To this point, Roe has actually protected Republican lawmakers from taking risky abortion stances against majority opinion. They could instead complain about the “activist Supreme Court” taking the decision out of their hands. Now, however, the Court has handed the issue back to them, and they’ll need to keep an eye on the polls before clarifying exactly how restrictive they want to be.
Meanwhile, many Democrats will want to use the other parts of the federal government to protect abortion while they still have their endangered majority. Of course, even with a majority in both chambers, little can be done on divisive issues without 60 filibuster-proof votes in the Senate. For that reason, Bernie Sanders has renewed calls to end the filibuster so the government can more easily codify abortion rights. (Of course, without the backing of the Court or a Constitutional amendment, a Republican-controlled federal government could just repeal any new law down the road.)
Even though Democrats will fail at such attempts — they can’t even get the senators of their own party to support suspending the filibuster — that doesn’t mean there aren’t other ways Democrats can salvage a win out of this ruling. In fact, this SCOTUS decision might be the political miracle they’ve needed to become more competitive in the upcoming midterms. They can now use abortion to motivate Democrats and independents who want to protect a woman’s right to choose, and they can channel those votes and dollars into critical Senate elections, as senators have the advice and consent power on judges.
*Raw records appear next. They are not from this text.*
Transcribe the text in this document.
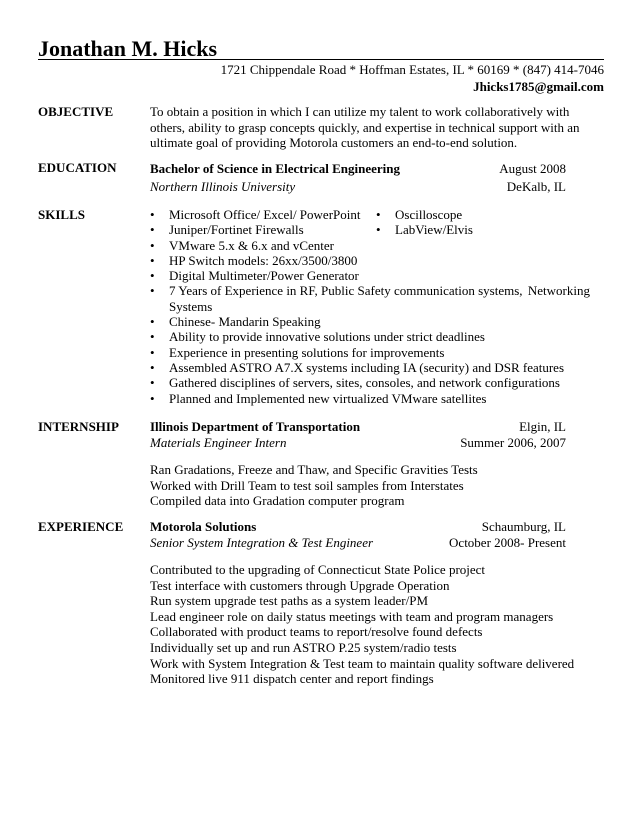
Jonathan M. Hicks
1721 Chippendale Road * Hoffman Estates, IL * 60169 * (847) 414-7046
Jhicks1785@gmail.com
OBJECTIVE	To obtain a position in which I can utilize my talent to work collaboratively with
others, ability to grasp concepts quickly, and expertise in technical support with an
ultimate goal of providing Motorola customers an end-to-end solution.
EDUCATION	Bachelor of Science in Electrical Engineering	August 2008
Northern Illinois University	DeKalb, IL
SKILLS
•	Microsoft Office/ Excel/ PowerPoint
• Juniper/Fortinet Firewalls
• Oscilloscope
• LabView/Elvis
• VMware 5.x & 6.x and vCenter
• HP Switch models: 26xx/3500/3800
• Digital Multimeter/Power Generator
• 7 Years of Experience in RF, Public Safety communication systems, Networking
Systems
• Chinese- Mandarin Speaking
• Ability to provide innovative solutions under strict deadlines
• Experience in presenting solutions for improvements
• Assembled ASTRO A7.X systems including IA (security) and DSR features
• Gathered disciplines of servers, sites, consoles, and network configurations
• Planned and Implemented new virtualized VMware satellites
INTERNSHIP Illinois Department of Transportation	Elgin, IL
Materials Engineer Intern	Summer 2006, 2007

Ran Gradations, Freeze and Thaw, and Specific Gravities Tests

Worked with Drill Team to test soil samples from Interstates

Compiled data into Gradation computer program

EXPERIENCE Motorola Solutions	Schaumburg, IL
Senior System Integration & Test Engineer	October 2008- Present

Contributed to the upgrading of Connecticut State Police project

Test interface with customers through Upgrade Operation

Run system upgrade test paths as a system leader/PM

Lead engineer role on daily status meetings with team and program managers

Collaborated with product teams to report/resolve found defects

Individually set up and run ASTRO P.25 system/radio tests

Work with System Integration & Test team to maintain quality software delivered

Monitored live 911 dispatch center and report findings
The lesson, as always, is that elections matter. This triumph for the conservative movement was made possible by three Trump appointees from his four years in office. (And you better believe he will use it as proof of his political success heading into 2024 against DeSantis and others.) Assuming an even distribution, had Hillary Clinton earned one percent more of the vote, or had Trump won one percent less of the vote, or had half-a-percent of Trump voters sided with Clinton instead, she would have won Pennsylvania, Michigan, and Wisconsin — and the presidency along with them. Three of the five votes to overturn Roe would not be on the bench at all.
So yes, elections matter. With that in mind, soon, if the news cycle permits, I’ll post my column on the fate of the Senate this November.
14 thoughts on “Nine Takeaways on the Dobbs v. Jackson Leak”
superb analysis, as always.
Thanks Ian. Very helpful and interesting!! Judy
Thanks for saying so, Judy!
Very interested to see how this affects Dems politically. The leak could dampen the mobilizing effect that a late summer decision would, or it could provide enough coverage to give them a midterm boost. Either way, I’m sure PPFA will be all over it!
With comments like this I’ll have to be!